Eleven Years: What MS Has Taught Me About Time, Probability, and Purpose

Today marks eleven years since my diagnosis with multiple sclerosis. That number carries weight in the MS community. More than a decade of lessons, struggles, and unexpected blessings.

The diagnosis itself revealed something profound about my wife Courtney that I had always known but never fully appreciated. She ordered the MRI that would change our lives: full brain and spine, with and without contrast. She knew what was coming before I did. Before anyone else did, except the radiologist.

Consider that burden for a moment. The person you love most has to carry knowledge that will alter everything, then find the words to share it. Courtney had to call me and tell me I would be diagnosed with a disease that, if I am blessed to live long enough, will take my ability to walk. Her grace in that moment taught me more about empathy and strength than any other experience in our relationship. Maybe in life.

A close friend offered perspective almost immediately after my diagnosis: “Congratulations. Your life is not what you thought it would be. You are one of the lucky ones who now knows this. You better go figure out what you want it to be.”

That statement has guided me ever since. It crystallized something I had always believed but never fully embodied: very few things in life are purely good or bad. I often return to the Chinese Farmer parable that Alan Watts loved to tell. You know the one. The farmer whose horse runs away, and to every declaration from his neighbors about his fortune or misfortune, he responds simply: “Maybe.”

The horse returns with seven wild horses. “How fortunate!” they say. “Maybe,” he replies.

His son breaks his leg trying to tame one. “How terrible!” they cry. “Maybe.”

The broken leg saves his son from conscription. “What luck!” they exclaim. “Maybe.”

Life unfolds with such immense complexity that we cannot truly know whether any single event is good or bad. We never know what will come from misfortune, just as we never know what consequences good fortune might bring.

This understanding has transformed how I approach time. I hoard it now, spending it deliberately on those closest to me. My priorities are clear and ordered: health, family, community. Without health, I cannot serve the others. This is not selfishness; it is pragmatism. You cannot pour from an empty cup. You put on your mask before helping others.
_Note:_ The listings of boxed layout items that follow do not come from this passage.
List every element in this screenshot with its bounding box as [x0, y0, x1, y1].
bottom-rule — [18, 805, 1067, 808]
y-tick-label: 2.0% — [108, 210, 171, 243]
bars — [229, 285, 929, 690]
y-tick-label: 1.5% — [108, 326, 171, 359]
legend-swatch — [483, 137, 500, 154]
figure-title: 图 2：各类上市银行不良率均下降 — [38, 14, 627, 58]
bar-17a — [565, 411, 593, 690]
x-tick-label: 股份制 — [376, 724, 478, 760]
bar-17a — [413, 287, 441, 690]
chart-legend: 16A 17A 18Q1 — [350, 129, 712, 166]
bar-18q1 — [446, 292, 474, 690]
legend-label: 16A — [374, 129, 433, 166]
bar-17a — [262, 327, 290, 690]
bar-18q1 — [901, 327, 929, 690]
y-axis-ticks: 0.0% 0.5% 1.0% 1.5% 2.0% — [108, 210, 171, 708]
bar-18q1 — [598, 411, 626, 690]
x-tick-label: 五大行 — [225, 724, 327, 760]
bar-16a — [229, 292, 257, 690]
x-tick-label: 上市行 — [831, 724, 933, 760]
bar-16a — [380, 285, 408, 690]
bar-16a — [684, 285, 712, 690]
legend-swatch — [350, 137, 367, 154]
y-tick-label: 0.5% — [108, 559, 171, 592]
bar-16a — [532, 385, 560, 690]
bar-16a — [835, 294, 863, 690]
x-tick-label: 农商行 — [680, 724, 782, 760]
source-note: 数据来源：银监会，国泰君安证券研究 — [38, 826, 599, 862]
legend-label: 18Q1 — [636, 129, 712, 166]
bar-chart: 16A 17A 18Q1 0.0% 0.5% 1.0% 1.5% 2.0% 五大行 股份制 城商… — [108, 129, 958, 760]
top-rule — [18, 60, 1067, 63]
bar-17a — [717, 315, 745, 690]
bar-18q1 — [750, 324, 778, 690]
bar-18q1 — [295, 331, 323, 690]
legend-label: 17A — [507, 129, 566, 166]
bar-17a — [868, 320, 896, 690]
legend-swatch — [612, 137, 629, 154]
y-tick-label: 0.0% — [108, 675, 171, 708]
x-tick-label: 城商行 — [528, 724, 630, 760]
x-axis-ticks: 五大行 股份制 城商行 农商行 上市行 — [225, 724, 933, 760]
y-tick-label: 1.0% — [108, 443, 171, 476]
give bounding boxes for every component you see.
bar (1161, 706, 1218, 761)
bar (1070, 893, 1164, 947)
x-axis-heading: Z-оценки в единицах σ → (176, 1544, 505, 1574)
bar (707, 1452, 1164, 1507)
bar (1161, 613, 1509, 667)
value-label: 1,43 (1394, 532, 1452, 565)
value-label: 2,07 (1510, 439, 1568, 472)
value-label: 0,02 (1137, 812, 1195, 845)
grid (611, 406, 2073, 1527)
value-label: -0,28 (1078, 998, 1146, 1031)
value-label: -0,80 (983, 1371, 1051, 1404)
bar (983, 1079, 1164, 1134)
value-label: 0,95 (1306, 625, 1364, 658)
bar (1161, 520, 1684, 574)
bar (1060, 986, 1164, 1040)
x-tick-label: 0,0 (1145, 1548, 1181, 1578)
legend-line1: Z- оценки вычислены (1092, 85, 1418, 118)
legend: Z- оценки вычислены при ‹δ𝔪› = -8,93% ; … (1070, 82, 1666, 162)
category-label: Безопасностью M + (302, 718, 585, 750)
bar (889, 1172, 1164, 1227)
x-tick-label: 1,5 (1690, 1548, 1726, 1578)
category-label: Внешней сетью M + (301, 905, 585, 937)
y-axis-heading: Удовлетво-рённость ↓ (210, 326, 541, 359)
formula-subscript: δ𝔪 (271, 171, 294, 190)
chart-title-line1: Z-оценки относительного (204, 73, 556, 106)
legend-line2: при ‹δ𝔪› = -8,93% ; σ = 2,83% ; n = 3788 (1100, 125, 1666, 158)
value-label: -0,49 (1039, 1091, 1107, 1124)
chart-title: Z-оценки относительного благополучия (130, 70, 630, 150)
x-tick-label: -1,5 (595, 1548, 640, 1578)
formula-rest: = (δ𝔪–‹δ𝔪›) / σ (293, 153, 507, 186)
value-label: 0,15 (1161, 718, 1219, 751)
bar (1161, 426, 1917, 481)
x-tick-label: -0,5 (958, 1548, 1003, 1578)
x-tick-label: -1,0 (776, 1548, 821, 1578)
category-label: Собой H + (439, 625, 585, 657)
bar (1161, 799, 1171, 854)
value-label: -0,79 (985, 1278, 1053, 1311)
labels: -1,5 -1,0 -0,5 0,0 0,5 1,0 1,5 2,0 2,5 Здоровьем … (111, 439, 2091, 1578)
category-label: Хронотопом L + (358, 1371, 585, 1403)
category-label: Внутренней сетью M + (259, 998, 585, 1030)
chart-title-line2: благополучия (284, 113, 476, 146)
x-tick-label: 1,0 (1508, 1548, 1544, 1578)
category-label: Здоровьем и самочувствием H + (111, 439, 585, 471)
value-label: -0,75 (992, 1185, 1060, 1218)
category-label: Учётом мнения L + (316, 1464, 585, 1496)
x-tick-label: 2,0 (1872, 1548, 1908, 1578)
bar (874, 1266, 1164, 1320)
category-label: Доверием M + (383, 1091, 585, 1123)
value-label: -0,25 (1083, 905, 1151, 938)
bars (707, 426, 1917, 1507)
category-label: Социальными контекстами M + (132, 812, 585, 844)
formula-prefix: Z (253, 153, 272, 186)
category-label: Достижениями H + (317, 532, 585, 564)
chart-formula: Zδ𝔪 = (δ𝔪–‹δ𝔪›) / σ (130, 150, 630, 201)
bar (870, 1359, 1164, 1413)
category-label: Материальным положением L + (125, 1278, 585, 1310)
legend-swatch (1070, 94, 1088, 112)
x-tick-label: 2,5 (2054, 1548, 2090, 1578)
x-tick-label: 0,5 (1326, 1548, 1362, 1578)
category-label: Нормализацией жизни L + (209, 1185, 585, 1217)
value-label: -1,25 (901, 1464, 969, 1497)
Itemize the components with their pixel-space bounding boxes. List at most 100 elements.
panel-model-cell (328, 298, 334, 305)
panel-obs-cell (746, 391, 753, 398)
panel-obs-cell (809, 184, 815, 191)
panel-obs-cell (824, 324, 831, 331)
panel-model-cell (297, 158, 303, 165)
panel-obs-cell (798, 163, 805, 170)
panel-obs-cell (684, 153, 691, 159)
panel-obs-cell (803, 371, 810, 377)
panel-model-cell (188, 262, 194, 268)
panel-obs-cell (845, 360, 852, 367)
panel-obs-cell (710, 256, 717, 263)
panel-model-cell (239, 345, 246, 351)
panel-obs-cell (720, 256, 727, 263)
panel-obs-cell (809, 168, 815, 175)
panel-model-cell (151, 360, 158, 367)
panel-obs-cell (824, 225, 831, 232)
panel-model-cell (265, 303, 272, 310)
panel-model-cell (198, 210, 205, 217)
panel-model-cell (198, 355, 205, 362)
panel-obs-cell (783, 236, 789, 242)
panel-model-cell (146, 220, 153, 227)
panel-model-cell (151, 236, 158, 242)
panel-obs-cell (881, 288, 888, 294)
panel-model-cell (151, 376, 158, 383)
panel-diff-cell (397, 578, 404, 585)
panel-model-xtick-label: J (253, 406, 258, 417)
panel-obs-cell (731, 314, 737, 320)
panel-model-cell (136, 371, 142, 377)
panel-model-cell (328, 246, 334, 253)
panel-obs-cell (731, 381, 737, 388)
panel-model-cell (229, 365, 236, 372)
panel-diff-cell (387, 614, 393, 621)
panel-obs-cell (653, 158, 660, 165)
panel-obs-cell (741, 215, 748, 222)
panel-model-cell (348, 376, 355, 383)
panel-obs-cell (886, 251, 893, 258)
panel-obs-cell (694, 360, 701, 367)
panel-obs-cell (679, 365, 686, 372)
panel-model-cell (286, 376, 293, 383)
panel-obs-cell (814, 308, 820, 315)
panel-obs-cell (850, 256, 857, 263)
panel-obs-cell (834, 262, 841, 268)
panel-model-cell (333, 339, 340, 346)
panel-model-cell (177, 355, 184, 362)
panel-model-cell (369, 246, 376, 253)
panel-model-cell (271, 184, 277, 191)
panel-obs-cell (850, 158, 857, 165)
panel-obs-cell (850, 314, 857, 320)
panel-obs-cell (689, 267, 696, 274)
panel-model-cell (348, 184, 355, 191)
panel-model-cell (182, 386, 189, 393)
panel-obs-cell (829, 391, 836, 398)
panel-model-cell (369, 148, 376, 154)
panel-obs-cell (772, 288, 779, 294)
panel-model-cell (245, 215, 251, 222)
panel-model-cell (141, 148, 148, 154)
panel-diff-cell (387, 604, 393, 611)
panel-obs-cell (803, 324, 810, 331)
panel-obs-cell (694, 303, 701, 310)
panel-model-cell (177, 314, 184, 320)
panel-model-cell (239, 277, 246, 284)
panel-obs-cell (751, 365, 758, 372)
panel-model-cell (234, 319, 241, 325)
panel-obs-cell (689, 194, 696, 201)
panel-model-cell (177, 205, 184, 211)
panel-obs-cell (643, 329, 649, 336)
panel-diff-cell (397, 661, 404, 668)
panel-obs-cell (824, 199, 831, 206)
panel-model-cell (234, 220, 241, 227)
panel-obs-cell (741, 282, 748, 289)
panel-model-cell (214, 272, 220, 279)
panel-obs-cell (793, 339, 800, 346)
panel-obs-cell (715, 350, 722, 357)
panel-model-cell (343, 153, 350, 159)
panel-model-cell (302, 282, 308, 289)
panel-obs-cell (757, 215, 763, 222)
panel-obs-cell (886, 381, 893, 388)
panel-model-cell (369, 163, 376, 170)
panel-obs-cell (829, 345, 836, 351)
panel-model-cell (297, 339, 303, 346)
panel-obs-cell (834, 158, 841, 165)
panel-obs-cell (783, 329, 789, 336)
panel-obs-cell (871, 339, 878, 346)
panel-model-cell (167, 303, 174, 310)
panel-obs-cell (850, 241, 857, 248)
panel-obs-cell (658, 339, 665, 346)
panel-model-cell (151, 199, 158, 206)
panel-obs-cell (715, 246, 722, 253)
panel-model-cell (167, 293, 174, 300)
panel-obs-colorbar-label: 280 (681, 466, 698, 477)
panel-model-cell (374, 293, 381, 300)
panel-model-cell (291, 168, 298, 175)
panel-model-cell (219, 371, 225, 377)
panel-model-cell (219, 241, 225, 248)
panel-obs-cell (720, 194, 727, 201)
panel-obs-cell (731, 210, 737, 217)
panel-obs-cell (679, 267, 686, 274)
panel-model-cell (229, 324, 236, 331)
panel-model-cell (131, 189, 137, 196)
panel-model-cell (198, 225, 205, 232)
The word “priorities” in its plural form has only existed for about a century. For most of history, you could have only a priority. MS taught me to honor that older wisdom while acknowledging the complexity of modern life. Everything filters through those three lenses, in that specific order.

Over these eleven years, I have met hundreds of people facing MS. Sometimes they reach out directly. Too often, it is a parent who has just learned their child has been diagnosed. These conversations are difficult, yet I feel privileged to have them. They create unexpected bonds. One parent of a newly diagnosed teenager, connected through a mutual acquaintance, led to that acquaintance becoming one of my closest friends. MS has a way of revealing who will stand with you in uncertainty.

People often ask about a cure. We have raised significant funds toward that goal, and I am proud of that work. Yet I believe I will never receive such a cure myself. History does not repeat, but human behavior does. We will likely prevent new cases and stop the progression in those diagnosed, but we will probably never repair damage already done. This mirrors the trajectory of diseases like polio. I have written more extensively about this in “The Future of MS: What Does a Cure Mean? Unintended Consequences.”

This perspective aligns with our family mission statement: we have a debt to those before us and an obligation to those after us. My obligation is not to wait for a cure but to maximize what I have now.

Statistics would suggest I should already need a mobility device. More than half of those with MS do after ten years. But probability is not destiny. A statistics professor once told me, “Statistics are like prisoners. Beat them long enough, and they will tell you what you want to hear.” I prefer to focus on showing my children that we can do hard things, regardless of what life presents. It may not look like what we expected, but our expectations were probably irrelevant anyway.

There is a crucial distinction between undesirable and unacceptable. Having MS is undesirable. Letting it define me or dictate my life would be unacceptable.

The diagnosis has also taught me about how people respond to illness. Discomfort manifests in strange ways. I have been asked whether I am “still as smart as I once was,” whether I can “still provide for my family,” and whether I am “sure it is MS, since that is a woman’s disease.” These questions reveal more about the questioner than about me or my condition. (For more on being male and having MS, check out this Reddit thread I started earlier this year. Men with MS – What Do You Wish You Knew at Diagnosis?)

Eleven years is both a lifetime and a moment. I would not have chosen this diagnosis, yet I am not entirely certain I would undo it if given the chance. It has sharpened our family’s commitment to maximize life and potential through heart, intelligence, and grit. We call it Mostest.

MS may take things from me over time. It will never take that commitment. If anything, the disease has made it stronger, clearer, more urgent.

Life remains beautifully uncertain. “Maybe” is often the only honest answer we have. But within that uncertainty, we can choose our response. We can choose our priorities. We can choose to see blessing within burden.

That is what eleven years has taught me.